The Conceptual Frame: Two Pathways and the Dead Donor Rule
In all jurisdictions where deceased organ recovery is performed, the dead donor rule applies: vital organs may only be recovered from individuals who have already been declared dead, and recovery itself must not be the proximate cause of death [1]. The rule operationalizes a pre-existing ethical commitment — that physicians do not kill patients in order to obtain organs — into a procedural requirement, and it shapes everything downstream, from how brain death is examined to how long teams must wait after circulatory arrest in DCD.
Two physiological pathways can satisfy the rule. The first, established conceptually in the late 1960s, is the irreversible cessation of all functions of the entire brain, including the brainstem [2]. The second, much older, is the irreversible cessation of circulatory and respiratory function. The 1981 Uniform Determination of Death Act (UDDA) in the United States codified both routes in a single statute and provided the legal model that most U.S. states and many other jurisdictions adopted: an individual who has sustained either irreversible cessation of circulatory and respiratory functions or irreversible cessation of all functions of the entire brain, including the brainstem, is dead [3]. Most other countries with formal frameworks for deceased donation use comparable wording, although the clinical procedure for declaring each form of death and the legal recognition of each varies considerably.
Donation after Brain Death
3.1 Origins of the concept
The intellectual origin of brain death is usually traced to the 1968 report of the Ad Hoc Committee of the Harvard Medical School to Examine the Definition of Brain Death, which proposed "irreversible coma" as a new criterion for death [2]. Henry Beecher and his colleagues argued that improvements in mechanical ventilation and intensive care had produced a new clinical entity — a permanently unconscious patient with no spontaneous breathing or brainstem reflexes whose somatic functions could nevertheless be maintained for a time — and that this entity warranted formal recognition as death. Although organ procurement was not the only reason cited (the report also addressed the futility of continued treatment), the Committee was explicit that recognizing irreversible coma as death would also clarify the ethics of organ recovery.
Through the 1970s, the criteria were refined into a more recognizably modern form, and in 1981 the U.S. President's Commission and the UDDA aligned the legal and clinical understanding of death by neurological criteria, which is now more often called death by neurologic criteria (DNC) or brain death/DNC (BD/DNC) in international literature [3].

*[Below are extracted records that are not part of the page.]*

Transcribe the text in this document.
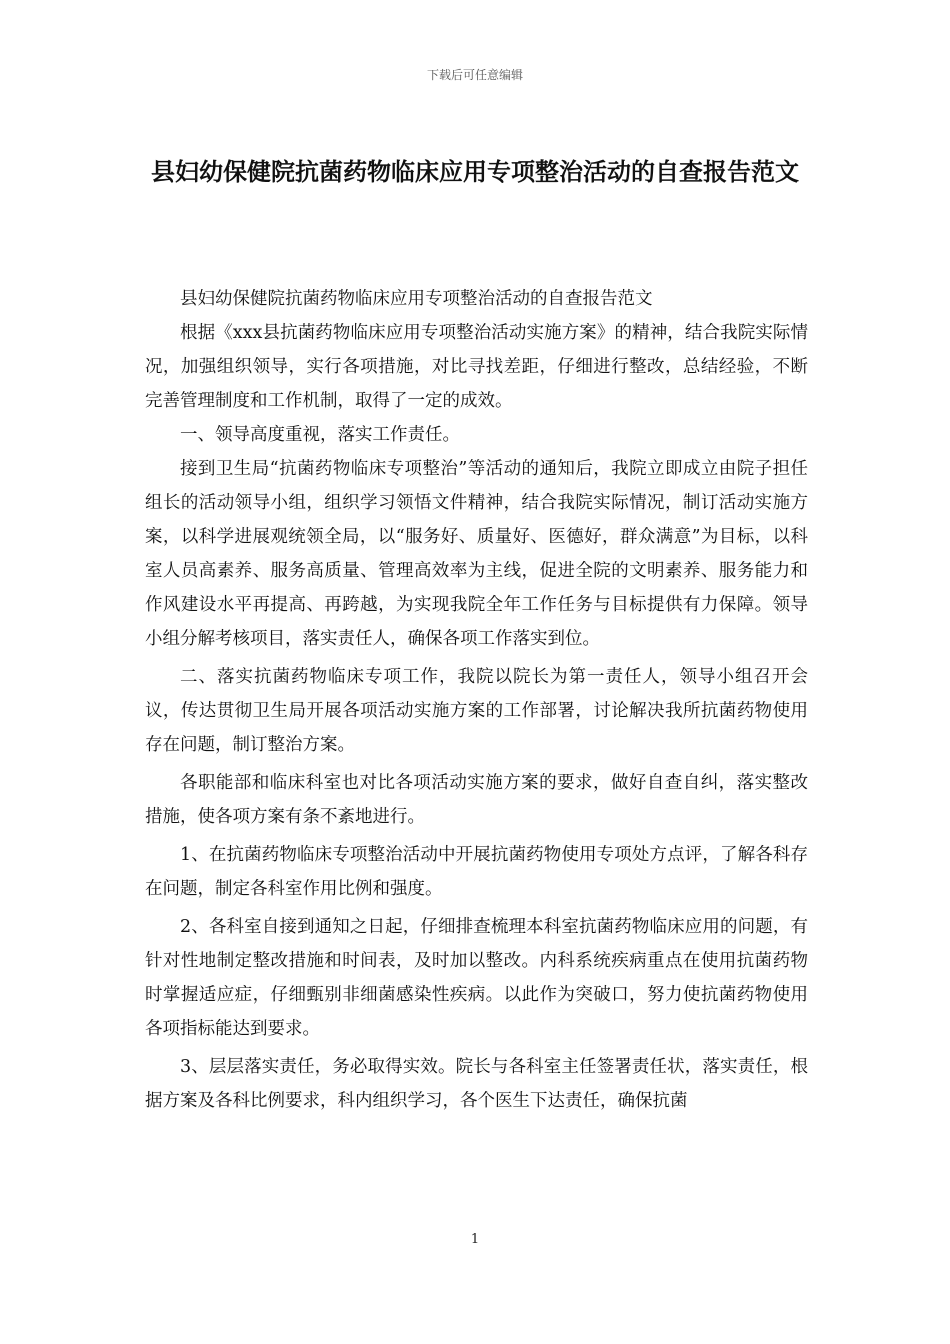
下载后可任意编辑
县妇幼保健院抗菌药物临床应用专项整治活动的自查报告范文

县妇幼保健院抗菌药物临床应用专项整治活动的自查报告范文

根据《xxx县抗菌药物临床应用专项整治活动实施方案》的精神，结合我院实际情况，加强组织领导，实行各项措施，对比寻找差距，仔细进行整改，总结经验，不断完善管理制度和工作机制，取得了一定的成效。

一、领导高度重视，落实工作责任。

接到卫生局“抗菌药物临床专项整治”等活动的通知后，我院立即成立由院子担任组长的活动领导小组，组织学习领悟文件精神，结合我院实际情况，制订活动实施方案，以科学进展观统领全局，以“服务好、质量好、医德好，群众满意”为目标，以科室人员高素养、服务高质量、管理高效率为主线，促进全院的文明素养、服务能力和作风建设水平再提高、再跨越，为实现我院全年工作任务与目标提供有力保障。领导小组分解考核项目，落实责任人，确保各项工作落实到位。

二、落实抗菌药物临床专项工作，我院以院长为第一责任人，领导小组召开会议，传达贯彻卫生局开展各项活动实施方案的工作部署，讨论解决我所抗菌药物使用存在问题，制订整治方案。

各职能部和临床科室也对比各项活动实施方案的要求，做好自查自纠，落实整改措施，使各项方案有条不紊地进行。

1、在抗菌药物临床专项整治活动中开展抗菌药物使用专项处方点评，了解各科存在问题，制定各科室作用比例和强度。

2、各科室自接到通知之日起，仔细排查梳理本科室抗菌药物临床应用的问题，有针对性地制定整改措施和时间表，及时加以整改。内科系统疾病重点在使用抗菌药物时掌握适应症，仔细甄别非细菌感染性疾病。以此作为突破口，努力使抗菌药物使用各项指标能达到要求。

3、层层落实责任，务必取得实效。院长与各科室主任签署责任状，落实责任，根据方案及各科比例要求，科内组织学习，各个医生下达责任，确保抗菌

1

3.2 The World Brain Death Project and the 2023 consensus guideline
For many years, the practical determination of BD/DNC varied widely across institutions and countries. The 2020 World Brain Death Project (WBDP), led by Greer and a large multidisciplinary international panel, distilled more than 700 articles and a structured consensus process into a single set of recommendations covering the science of BD/DNC, minimum clinical criteria, pediatric and neonatal determination, BD/DNC on extracorporeal membrane oxygenation (ECMO) or after targeted temperature management, ancillary testing, somatic support after declaration, religion and law, and qualifications of examiners [4]. The WBDP framed BD/DNC as the permanent loss of the capacity for consciousness and the capacity for spontaneous breathing, demonstrated by a defined clinical examination and apnea test in a patient with a known, irreversible brain injury and no confounders.

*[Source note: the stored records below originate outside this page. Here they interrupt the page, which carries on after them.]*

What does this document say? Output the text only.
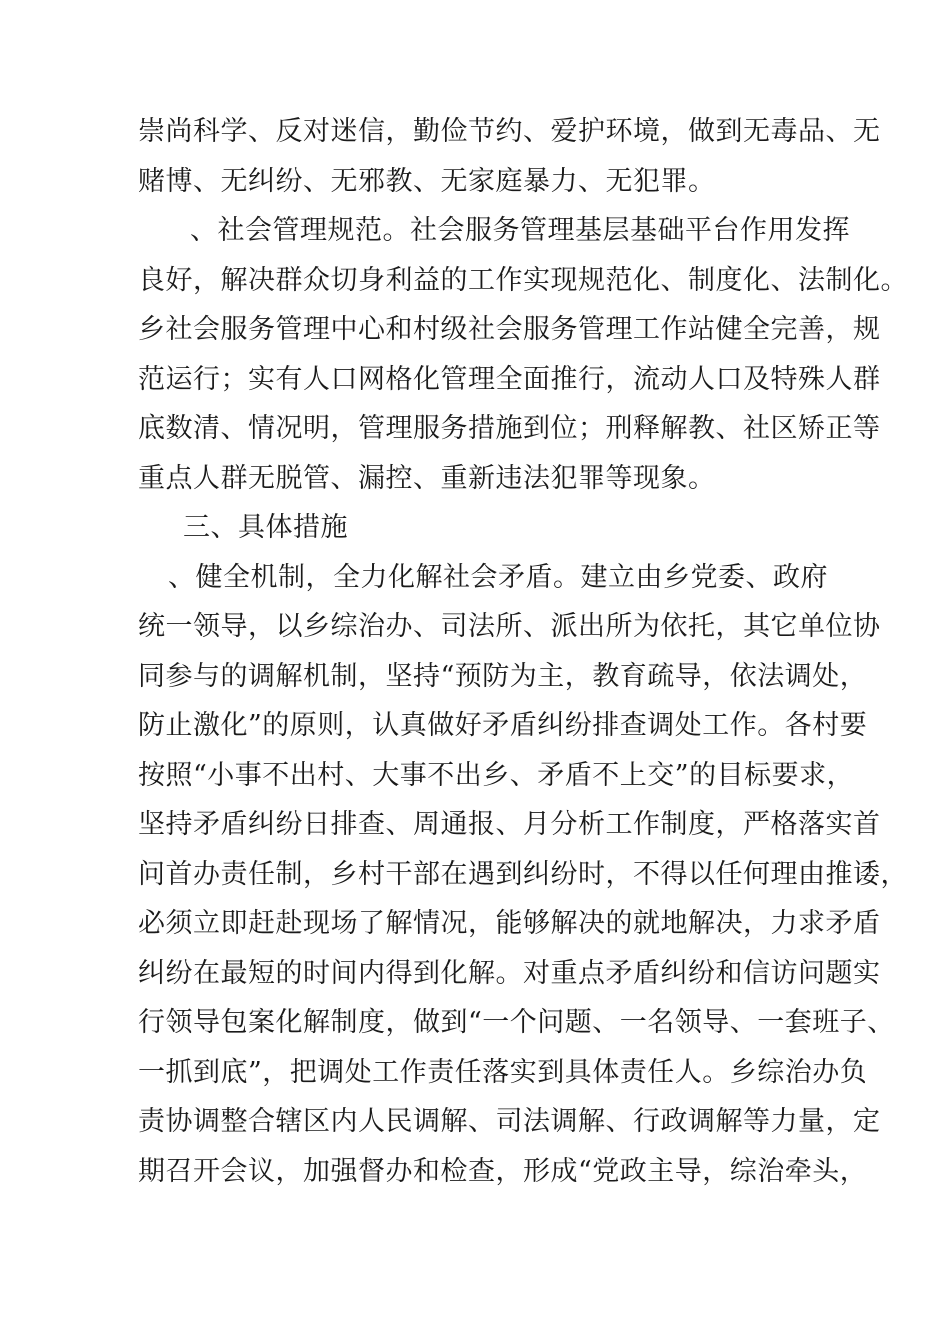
崇尚科学、反对迷信，勤俭节约、爱护环境，做到无毒品、无
赌博、无纠纷、无邪教、无家庭暴力、无犯罪。
、社会管理规范。社会服务管理基层基础平台作用发挥
良好，解决群众切身利益的工作实现规范化、制度化、法制化。
乡社会服务管理中心和村级社会服务管理工作站健全完善，规
范运行；实有人口网格化管理全面推行，流动人口及特殊人群
底数清、情况明，管理服务措施到位；刑释解教、社区矫正等
重点人群无脱管、漏控、重新违法犯罪等现象。
三、具体措施
、健全机制，全力化解社会矛盾。建立由乡党委、政府
统一领导，以乡综治办、司法所、派出所为依托，其它单位协
同参与的调解机制，坚持“预防为主，教育疏导，依法调处，
防止激化”的原则，认真做好矛盾纠纷排查调处工作。各村要
按照“小事不出村、大事不出乡、矛盾不上交”的目标要求，
坚持矛盾纠纷日排查、周通报、月分析工作制度，严格落实首
问首办责任制，乡村干部在遇到纠纷时，不得以任何理由推诿，
必须立即赶赴现场了解情况，能够解决的就地解决，力求矛盾
纠纷在最短的时间内得到化解。对重点矛盾纠纷和信访问题实
行领导包案化解制度，做到“一个问题、一名领导、一套班子、
一抓到底”，把调处工作责任落实到具体责任人。乡综治办负
责协调整合辖区内人民调解、司法调解、行政调解等力量，定
期召开会议，加强督办和检查，形成“党政主导，综治牵头，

In 2023, the American Academy of Neurology (AAN), the American Academy of Pediatrics (AAP), the Child Neurology Society (CNS), and the Society of Critical Care Medicine (SCCM) published a unified pediatric and adult BD/DNC determination guideline [5]. This document replaced the previous adult (2010) and pediatric (2011) guidelines and produced a set of evidence-informed, consensus-based recommendations grouped under general principles, examiner qualifications, prerequisites, the neurologic examination, the apnea test, ancillary testing, and special considerations. The guideline harmonized most of the WBDP positions for U.S. practice and is now the standard reference in many North American institutions; many countries continue to follow national guidelines that are broadly congruent with WBDP minimum criteria but differ in details (for example, in the number of physicians required, mandatory observation intervals, pediatric age cutoffs, and whether ancillary testing is mandatory or only used when the clinical examination cannot be completed).
3.3 Clinical determination
A modern BD/DNC determination requires several components. The prerequisites include identification of a known catastrophic brain injury sufficient to explain the loss of all brain function, exclusion of confounders (severe metabolic disturbance, drug effect, neuromuscular blockade, profound hypothermia), normalization of physiology (core temperature, mean arterial pressure, oxygenation), and a sufficient observation interval after the inciting event to demonstrate irreversibility. The clinical examination demonstrates coma, absent brainstem reflexes (pupillary, corneal, oculocephalic, vestibulo-ocular, gag, cough), and absent motor response within the cranial nerve distribution. The apnea test demonstrates the loss of respiratory drive in the face of a documented hypercapnic stimulus; it remains a mandatory component of BD/DNC determination because it is the principal test of brainstem respiratory function [6]. Ancillary testing is reserved for situations in which the clinical examination or apnea test cannot be completed safely or interpreted unambiguously. The 2023 AAN/AAP/CNS/SCCM guideline endorses radionuclide cerebral perfusion scintigraphy, transcranial Doppler (in adults), and four-vessel cerebral angiography among acceptable ancillary tests, while electroencephalography, evoked potentials, computed tomography angiography, and magnetic resonance angiography are not recommended as confirmatory tests [5,6].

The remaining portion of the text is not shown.